Dieser Ansatz löst die traditionelle hierarchische Struktur der Automatisierungspyramide ab (vgl. Abbildung 1)und erfordert neue Lösungen für das Fehlermanagement.
Dafür erforscht das Fraunhofer IWU die Entwicklung eines gerichteten Graphen, welcher domänenspezifisches Wissen mit KI-Erkenntnissen zu einem digitalen Maschinenverständnis kombiniert. Der Graph stellt über Kausalbeziehungen die erlernten Zusammenhänge im CPPS mensch- und maschinenlesbar dar. Er bildet die Grundlage für ein Fehlerdiagnose-System, welches die Diagnose transparent und nachvollziehbar anhand der kausalen Zusammenhänge ermittelt und darstellt.
Potentiale für KMU
Kleine und mittlere Unternehmen (KMU) können von CPPS erheblich profitieren. Die Einführung flexibler Produktionssysteme ermöglicht es ihnen, digitale Technologien zu nutzen und wettbewerbsfähig zu bleiben. Cyberphysische Produktionssysteme bieten KMU die Chance, ihre Produktion effizienter zu gestalten, Produktvarianten schneller und kostengünstiger anzupassen und individuelle Kundenwünsche zu erfüllen. Die Automatisierung des Fehlermanagements durch selbstlernende Systeme erleichtert die schnelle Diagnose von Störungen und die effektive Behebung von Ausfällen. Das wiederum führt zu weniger ungeplanten Ausfallzeiten.
Anwendungsbereiche in KMU
Zum Aufbau des Graphen werden zunächst die Fehlermeldungen aus Maschinen via OPC-UA und aus beteiligten Softwaresystemen in einer Datenbank zentralisiert. OPC UA steht für Open Platform Communications Unified Architecture und ist einer der wichtigsten Kommunikationsstandards für Industrie 4.0. Er ermöglicht den herstellerunabhängigen Datenaustausch zwischen vernetzten Geräten, Maschinen und weiteren Systemen. Algorithmen werten die Fehlerdaten zusammen mit weiteren Maschinendaten aus und lesen erste kausale Beziehungen aus. Falls Beziehungen nicht zweifelsfrei aus den Daten erkennbar sind, beziehen Feedbackfragen gezielt Expertenwissen ein.
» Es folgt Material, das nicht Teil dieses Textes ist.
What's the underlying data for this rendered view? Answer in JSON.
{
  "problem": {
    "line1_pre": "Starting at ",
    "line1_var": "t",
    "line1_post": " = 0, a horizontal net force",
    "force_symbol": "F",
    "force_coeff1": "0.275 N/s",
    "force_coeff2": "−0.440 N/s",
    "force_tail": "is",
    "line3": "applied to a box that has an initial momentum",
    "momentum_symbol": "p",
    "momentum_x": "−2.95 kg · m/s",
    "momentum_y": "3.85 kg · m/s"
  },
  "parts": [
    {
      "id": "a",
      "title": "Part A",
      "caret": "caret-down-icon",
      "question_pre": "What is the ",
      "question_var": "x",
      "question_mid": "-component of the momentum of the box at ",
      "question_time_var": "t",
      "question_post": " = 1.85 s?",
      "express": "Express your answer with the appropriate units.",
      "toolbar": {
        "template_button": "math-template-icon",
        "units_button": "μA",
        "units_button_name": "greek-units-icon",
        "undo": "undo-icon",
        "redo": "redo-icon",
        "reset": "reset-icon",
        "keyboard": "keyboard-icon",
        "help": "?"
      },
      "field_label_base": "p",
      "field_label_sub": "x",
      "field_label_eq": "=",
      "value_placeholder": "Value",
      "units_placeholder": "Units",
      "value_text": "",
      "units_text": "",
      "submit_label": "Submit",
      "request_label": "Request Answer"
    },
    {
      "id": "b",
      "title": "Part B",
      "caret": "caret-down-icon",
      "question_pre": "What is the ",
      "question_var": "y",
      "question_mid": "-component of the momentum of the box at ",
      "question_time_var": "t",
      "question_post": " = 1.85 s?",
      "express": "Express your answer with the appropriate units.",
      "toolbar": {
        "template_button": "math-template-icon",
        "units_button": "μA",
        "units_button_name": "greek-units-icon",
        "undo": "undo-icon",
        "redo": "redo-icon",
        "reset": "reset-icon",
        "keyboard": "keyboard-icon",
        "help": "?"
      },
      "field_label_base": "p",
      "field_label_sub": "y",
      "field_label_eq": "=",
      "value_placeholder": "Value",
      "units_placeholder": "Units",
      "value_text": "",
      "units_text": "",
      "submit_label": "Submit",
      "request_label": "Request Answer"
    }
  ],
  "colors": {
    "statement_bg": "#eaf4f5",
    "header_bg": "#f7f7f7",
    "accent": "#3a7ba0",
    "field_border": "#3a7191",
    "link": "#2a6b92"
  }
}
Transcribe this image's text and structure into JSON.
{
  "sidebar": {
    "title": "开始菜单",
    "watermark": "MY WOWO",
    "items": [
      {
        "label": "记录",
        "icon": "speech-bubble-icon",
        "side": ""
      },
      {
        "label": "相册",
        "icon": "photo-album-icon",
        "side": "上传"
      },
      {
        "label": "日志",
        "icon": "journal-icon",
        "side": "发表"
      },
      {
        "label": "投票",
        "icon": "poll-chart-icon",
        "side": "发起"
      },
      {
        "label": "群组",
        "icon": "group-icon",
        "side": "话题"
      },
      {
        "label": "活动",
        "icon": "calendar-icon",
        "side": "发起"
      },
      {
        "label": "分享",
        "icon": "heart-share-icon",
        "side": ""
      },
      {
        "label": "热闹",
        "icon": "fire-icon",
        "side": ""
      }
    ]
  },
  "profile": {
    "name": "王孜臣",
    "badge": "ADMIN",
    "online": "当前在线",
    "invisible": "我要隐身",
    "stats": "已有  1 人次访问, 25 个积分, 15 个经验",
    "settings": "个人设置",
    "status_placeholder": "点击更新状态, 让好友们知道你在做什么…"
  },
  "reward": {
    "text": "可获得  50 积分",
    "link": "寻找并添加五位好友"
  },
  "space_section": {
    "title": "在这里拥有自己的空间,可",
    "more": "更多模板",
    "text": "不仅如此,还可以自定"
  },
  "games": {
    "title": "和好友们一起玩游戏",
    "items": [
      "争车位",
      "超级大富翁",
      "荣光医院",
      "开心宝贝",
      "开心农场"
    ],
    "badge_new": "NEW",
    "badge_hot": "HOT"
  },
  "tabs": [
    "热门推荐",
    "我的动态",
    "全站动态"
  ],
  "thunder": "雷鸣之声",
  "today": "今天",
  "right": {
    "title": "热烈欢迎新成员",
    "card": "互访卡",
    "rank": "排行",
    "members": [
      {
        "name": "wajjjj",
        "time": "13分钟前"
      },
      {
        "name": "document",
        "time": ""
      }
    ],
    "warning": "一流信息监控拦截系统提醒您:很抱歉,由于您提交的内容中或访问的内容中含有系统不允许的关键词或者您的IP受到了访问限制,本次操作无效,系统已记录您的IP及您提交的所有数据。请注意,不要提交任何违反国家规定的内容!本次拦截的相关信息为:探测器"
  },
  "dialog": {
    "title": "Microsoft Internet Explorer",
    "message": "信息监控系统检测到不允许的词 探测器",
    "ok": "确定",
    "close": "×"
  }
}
Mit dem Graphen können die zugrundeliegenden Kernfehler schnell ermittelt und dazu passende Lösungen vorgeschlagen werden.
Die Methodik wird anhand zweier Anwendungsszenarien im Industrieumfeld erprobt:
- der Verwendung in einer Industrie 4.0 Produktionsanlage mit mehreren gekoppelten CNC-Maschinen, SPS-gesteuerten Systemen und Softwaremodulen zur autonomen Produktionsplanung
- zur Ermittlung und automatisierten Fehlerbehebung in einer mobilen Roboterzelle, welche zur Bestückung von Werkzeugmaschinen eingesetzt wird.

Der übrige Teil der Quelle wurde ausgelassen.